Молодой Кузнец помрачнел. Набоже очень хотелось подойти к нему, притянуть его голову к груди, убаюкать, прошептать, что он справится, что он сильный. Его мать с бесстрастным лицом и высоко поднятой головой стояла рядом с ним. Она даже не дотронулась до сына, не обняла, чтобы утешить и ободрить.
— Вести будут, — сказала она.
Некоторые женщины из клана Кузнецов заплакали, малыши прижались к их ногам.
Старый Охотник снова отпил из меха, утер рот тыльной стороной ладони.
— Говорят, одиннадцать вождей, и наш тоже, принесли присягу на верность римлянину по имени Клавдий. Говорят, он вождь всех вождей, этот Клавдий. А еще говорят, что он позволил всем покорившимся вождям править своими племенами как прежде.
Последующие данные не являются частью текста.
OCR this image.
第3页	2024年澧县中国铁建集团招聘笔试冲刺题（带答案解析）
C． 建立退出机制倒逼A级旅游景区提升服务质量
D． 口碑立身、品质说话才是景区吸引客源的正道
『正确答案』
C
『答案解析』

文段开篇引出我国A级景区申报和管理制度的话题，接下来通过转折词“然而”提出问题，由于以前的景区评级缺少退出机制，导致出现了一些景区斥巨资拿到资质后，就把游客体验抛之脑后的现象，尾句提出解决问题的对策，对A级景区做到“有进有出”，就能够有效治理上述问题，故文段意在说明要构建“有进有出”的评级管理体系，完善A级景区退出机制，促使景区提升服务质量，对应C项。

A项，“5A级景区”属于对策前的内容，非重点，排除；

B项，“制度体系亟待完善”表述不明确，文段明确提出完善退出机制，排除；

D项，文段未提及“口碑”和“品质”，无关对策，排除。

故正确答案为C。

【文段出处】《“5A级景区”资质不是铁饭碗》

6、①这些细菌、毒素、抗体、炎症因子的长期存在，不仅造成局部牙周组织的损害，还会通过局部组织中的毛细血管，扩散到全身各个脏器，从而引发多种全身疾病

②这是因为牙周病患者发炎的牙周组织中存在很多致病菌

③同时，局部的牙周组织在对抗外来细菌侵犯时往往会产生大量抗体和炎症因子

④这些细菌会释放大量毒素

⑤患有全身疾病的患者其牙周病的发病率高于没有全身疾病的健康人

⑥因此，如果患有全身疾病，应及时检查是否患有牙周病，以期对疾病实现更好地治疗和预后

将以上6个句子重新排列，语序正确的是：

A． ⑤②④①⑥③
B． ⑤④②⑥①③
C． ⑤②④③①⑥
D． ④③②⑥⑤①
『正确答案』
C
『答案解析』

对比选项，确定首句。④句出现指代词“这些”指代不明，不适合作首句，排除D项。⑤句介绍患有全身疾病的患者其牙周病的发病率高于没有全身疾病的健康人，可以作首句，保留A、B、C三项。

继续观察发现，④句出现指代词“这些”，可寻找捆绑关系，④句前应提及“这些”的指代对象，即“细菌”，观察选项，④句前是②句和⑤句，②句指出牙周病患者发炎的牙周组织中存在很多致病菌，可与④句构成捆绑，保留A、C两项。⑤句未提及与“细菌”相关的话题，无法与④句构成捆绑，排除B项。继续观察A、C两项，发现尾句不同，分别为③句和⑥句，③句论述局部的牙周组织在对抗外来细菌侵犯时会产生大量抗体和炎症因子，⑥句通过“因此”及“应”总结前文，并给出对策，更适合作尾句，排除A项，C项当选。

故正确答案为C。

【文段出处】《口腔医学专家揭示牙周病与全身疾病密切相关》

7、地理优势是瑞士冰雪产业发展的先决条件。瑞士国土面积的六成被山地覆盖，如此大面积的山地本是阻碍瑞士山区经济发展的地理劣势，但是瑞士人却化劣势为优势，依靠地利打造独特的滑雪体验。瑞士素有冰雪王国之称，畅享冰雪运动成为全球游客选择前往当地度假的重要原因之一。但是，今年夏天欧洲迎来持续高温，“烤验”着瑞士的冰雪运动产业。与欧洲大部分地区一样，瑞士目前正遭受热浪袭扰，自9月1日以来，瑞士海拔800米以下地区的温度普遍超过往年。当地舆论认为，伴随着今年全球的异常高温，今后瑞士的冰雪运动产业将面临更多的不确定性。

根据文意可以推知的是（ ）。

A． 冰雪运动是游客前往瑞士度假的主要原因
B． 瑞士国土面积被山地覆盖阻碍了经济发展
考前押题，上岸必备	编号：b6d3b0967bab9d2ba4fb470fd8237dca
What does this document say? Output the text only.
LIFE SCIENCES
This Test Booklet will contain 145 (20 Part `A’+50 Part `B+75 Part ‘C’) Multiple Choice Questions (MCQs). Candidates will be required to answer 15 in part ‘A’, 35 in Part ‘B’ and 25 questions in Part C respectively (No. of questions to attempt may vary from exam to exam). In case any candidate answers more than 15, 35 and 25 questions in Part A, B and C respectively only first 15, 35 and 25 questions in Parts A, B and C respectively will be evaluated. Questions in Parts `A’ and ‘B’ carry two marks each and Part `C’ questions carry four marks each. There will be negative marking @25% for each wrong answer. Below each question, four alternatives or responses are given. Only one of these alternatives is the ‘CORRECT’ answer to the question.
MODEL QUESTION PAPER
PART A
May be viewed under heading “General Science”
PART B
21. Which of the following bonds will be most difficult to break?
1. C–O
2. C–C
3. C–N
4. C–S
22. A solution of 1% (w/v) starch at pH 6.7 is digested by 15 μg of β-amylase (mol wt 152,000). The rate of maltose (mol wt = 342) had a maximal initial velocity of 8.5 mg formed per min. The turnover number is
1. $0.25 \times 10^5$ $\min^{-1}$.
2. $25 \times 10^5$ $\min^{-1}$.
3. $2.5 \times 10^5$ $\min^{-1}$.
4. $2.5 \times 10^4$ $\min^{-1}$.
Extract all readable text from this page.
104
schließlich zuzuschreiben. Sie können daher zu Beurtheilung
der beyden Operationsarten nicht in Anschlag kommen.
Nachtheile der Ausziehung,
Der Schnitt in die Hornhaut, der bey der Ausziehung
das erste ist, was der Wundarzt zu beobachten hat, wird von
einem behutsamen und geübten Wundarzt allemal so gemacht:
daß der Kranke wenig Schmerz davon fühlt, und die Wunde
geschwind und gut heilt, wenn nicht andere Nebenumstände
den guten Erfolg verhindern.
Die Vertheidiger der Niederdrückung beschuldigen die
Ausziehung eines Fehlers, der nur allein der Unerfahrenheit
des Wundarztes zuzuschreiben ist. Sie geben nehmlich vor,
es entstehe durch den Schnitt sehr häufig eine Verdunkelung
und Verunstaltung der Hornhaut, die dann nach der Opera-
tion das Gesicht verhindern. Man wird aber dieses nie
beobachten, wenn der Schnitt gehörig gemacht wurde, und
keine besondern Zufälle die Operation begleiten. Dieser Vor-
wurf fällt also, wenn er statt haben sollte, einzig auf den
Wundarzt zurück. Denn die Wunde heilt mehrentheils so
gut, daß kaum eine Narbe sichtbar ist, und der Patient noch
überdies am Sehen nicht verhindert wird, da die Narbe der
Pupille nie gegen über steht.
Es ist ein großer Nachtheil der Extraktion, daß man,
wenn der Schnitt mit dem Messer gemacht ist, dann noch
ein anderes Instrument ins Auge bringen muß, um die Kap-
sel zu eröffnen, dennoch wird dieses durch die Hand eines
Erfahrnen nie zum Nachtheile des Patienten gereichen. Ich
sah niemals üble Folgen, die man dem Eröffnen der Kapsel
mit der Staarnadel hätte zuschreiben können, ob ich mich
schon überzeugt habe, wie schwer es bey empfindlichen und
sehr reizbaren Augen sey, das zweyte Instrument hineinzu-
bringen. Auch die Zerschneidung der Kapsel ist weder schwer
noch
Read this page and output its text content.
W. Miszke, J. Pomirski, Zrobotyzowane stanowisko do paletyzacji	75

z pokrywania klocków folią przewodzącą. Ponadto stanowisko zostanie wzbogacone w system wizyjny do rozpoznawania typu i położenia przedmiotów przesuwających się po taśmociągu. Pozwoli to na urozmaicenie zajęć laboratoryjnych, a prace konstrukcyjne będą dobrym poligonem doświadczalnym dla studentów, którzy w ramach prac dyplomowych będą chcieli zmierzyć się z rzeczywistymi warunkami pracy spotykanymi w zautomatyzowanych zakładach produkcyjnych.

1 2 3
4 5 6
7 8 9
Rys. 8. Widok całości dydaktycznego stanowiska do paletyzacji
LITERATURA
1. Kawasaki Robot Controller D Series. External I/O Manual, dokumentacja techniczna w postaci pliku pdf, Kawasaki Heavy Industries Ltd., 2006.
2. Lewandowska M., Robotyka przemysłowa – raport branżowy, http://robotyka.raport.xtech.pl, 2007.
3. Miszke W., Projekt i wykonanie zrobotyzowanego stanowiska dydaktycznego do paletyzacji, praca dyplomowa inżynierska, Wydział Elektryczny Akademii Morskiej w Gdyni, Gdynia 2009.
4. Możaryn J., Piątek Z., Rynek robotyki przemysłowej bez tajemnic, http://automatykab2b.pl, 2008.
Вождь, получается, так и будет забирать себе две трети нашего урожая пшеницы, ржи и овса. Из этого он станет платить долю Риму.
Набожа переводила взгляд с одного лица на другое. Многие хмурились, кто-то прикусил губу. Глаза Молодого Кузнеца словно остекленели. Наконец он моргнул. Слишком сильный удар постиг его, чтобы он смог произнести слова утешения, показать себя истинным первым человеком.
Старый Охотник положил руку ему на плечо.
— Ты еще совсем мальчик…
Со своего места Набожа видела, что Молодой Кузнец переменился в лице.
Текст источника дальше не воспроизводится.